Catan: New Energies isn’t the first climate board game. The series has included environmental elements in expansion packs including Crop Trust and Oil Springs, and other games — including CO2: Second Chance and Tipping Point — also gamify the problem of balancing growth and climate impacts. In the cooperative game Daybreak, released last year, players take on the roles of major countries or coalitions working to transition away from an economy based on fossil fuels.
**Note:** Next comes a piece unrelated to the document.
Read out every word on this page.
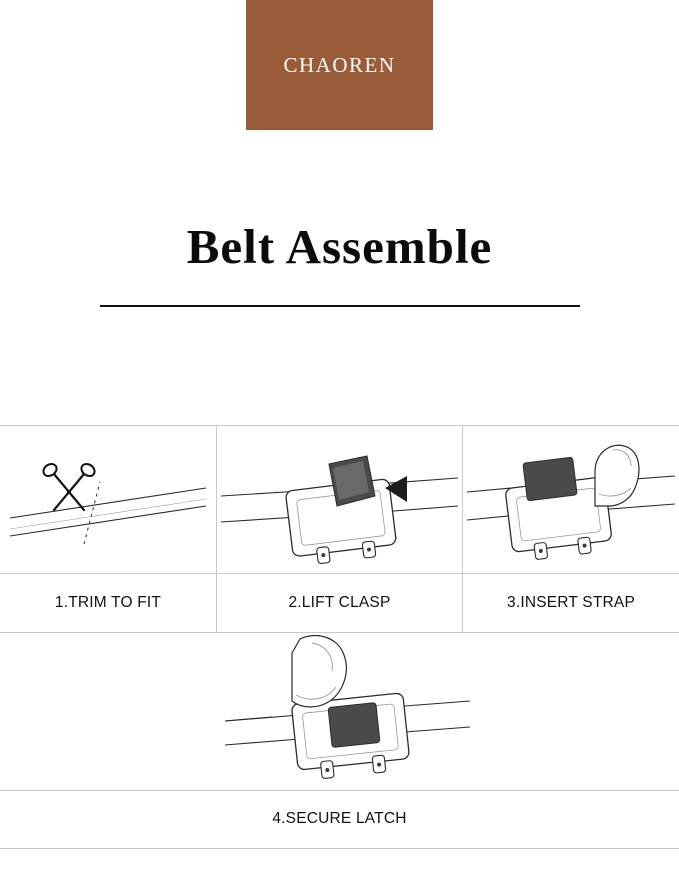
CHAOREN
Belt Assemble
1.TRIM TO FIT	2.LIFT CLASP	3.INSERT STRAP
4.SECURE LATCH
The goal is to get to “drawdown,” when carbon dioxide concentrations in the atmosphere start to fall. 

“You only win when you collectively have decarbonized to drawdown, and also you lose altogether when one of the players is in a state of crisis that has endangered many communities,” says Daybreak co-creator Matteo Menapace. “Even though each player has a lot of individual agency and spends quite a lot of time actually dealing with their own internal problems, the reckoning is global.”  The game has found relevance in the real world; Menapace and co-creator Matt Leacock are running sessions with bankers and weather forecasters in the coming weeks.

Laurie Laybourn, an associate fellow in the Environment and Society Centre at the think tank Chatham House, says playing Daybreak with climate policymakers highlights the unpredictability of climate impacts. “Games are a great way to help those people, and wider society, grapple with the challenge to their imagination of something that has never happened before,” says Laybourn, who advised Leacock and Menapace on aspects of Daybreak. “The things that could happen if we don’t deal with climate change are literally unimaginable, because we’ve not lived through them.” 

Solutions can also be hard to imagine, at least as tangible options. That’s one reason Catan: New Energies isn’t called something like Catan: Climate Catastrophe. “We wanted it to be positive and forward-thinking,” says Schmitz, “leaving this room for hope.”